TRACER: Optional[DispatchTracer] = None
TORCHDYNAMO_ENABLED: bool = False


@contextmanager
def using_dynamo(val: bool) -> Generator[None, None, None]:
    global TORCHDYNAMO_ENABLED
    TORCHDYNAMO_ENABLED, prev = val, TORCHDYNAMO_ENABLED
    try:
        yield
    finally:
        TORCHDYNAMO_ENABLED = prev


def flattened_dispatch_trace(
    f: Callable[..., Value],
    args: Tuple[LeafValue, ...],
    guards: Set[Guard],
    in_spec: Optional[TreeSpec] = None,
    enable_functionalization: bool = True,
) -> Tuple[torch.fx.GraphModule, Value]:
    if not isinstance(args, tuple):
        raise TypeError(f"Expecting 'args' to be a tuple, got: {type(args)}")

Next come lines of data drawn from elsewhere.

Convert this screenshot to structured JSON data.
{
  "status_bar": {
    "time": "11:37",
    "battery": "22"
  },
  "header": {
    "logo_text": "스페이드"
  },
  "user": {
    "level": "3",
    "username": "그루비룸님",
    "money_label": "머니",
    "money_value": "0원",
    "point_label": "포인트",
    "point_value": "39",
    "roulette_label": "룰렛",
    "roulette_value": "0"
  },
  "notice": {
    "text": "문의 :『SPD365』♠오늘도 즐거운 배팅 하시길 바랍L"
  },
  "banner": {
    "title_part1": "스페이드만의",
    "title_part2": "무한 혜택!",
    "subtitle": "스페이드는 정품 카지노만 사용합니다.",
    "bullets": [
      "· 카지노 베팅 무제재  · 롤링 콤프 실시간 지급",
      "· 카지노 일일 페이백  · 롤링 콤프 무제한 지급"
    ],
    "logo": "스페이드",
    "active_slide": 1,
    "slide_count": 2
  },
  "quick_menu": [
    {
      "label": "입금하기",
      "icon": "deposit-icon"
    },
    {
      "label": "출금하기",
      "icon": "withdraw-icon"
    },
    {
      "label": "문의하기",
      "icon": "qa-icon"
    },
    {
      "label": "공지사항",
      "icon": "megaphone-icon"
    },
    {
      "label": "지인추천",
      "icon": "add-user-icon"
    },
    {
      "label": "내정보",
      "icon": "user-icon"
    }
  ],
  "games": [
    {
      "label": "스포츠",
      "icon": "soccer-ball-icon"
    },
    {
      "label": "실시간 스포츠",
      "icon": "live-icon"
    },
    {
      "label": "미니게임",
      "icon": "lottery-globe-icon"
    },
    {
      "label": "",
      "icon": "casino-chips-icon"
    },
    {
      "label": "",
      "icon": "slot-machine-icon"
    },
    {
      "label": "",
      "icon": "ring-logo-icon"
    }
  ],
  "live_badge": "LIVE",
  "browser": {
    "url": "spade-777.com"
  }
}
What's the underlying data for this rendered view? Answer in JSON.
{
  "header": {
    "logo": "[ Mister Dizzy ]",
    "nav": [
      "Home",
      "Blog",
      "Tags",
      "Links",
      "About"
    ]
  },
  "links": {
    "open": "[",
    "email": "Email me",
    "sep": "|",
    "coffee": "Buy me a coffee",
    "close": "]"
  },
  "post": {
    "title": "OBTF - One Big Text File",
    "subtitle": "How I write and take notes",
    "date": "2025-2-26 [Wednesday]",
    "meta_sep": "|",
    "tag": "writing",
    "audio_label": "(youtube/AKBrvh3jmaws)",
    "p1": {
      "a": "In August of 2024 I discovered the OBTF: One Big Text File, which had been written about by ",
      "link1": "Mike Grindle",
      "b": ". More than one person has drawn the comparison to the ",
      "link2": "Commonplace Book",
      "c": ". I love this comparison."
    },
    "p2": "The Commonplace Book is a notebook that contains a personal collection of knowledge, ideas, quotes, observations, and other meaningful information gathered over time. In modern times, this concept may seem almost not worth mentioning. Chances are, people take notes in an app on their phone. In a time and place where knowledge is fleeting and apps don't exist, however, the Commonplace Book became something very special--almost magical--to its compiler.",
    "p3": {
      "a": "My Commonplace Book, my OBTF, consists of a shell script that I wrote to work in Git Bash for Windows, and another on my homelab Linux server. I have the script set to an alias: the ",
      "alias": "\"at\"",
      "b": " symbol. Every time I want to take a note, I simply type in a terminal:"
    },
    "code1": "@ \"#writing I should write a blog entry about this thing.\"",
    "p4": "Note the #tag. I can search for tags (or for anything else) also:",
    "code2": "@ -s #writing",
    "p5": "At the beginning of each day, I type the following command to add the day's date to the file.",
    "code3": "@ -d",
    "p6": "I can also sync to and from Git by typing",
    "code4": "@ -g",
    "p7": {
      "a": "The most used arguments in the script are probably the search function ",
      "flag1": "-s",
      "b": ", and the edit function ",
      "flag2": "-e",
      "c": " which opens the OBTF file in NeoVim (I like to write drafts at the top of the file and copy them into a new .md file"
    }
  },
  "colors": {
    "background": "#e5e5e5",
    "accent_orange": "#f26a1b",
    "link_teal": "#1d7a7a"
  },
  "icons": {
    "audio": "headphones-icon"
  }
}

    tracer = DispatchTracer()

    if enable_functionalization:
        f = functionalize(f, remove="mutations_and_views")
    tree_out = tracer.trace(f, concrete_args=args, in_spec=in_spec)

    name = type(f).__name__ if isinstance(f, torch.nn.Module) else f.__name__
    gm = torch.fx.GraphModule(tracer.root, tracer.graph, name)

    return (gm, tree_out)


@dataclass
class ExirDynamoConfig:
    """
    Manage Exir-specific configurations of Dynamo.
    """

    allow_rnn: bool = True
    verbose: bool = True
    assume_static_by_default: bool = False


def flatten_output(gm: torch.fx.GraphModule) -> None:
    """
    Modifies the output nodes in the submodules to return the result
    as a flattened list. This keeps it consistent with the result of
    EXIR's tracer
    """
    for node in reversed(gm.graph.nodes):
        if node.op == "output":
            assert len(node.args) == 1
            outputs = node.args[0]
            returns, _ = pytree.tree_flatten(outputs)
            node.args = (returns,)
            return
    raise RuntimeError(f"Could not find an output node in {gm.graph}")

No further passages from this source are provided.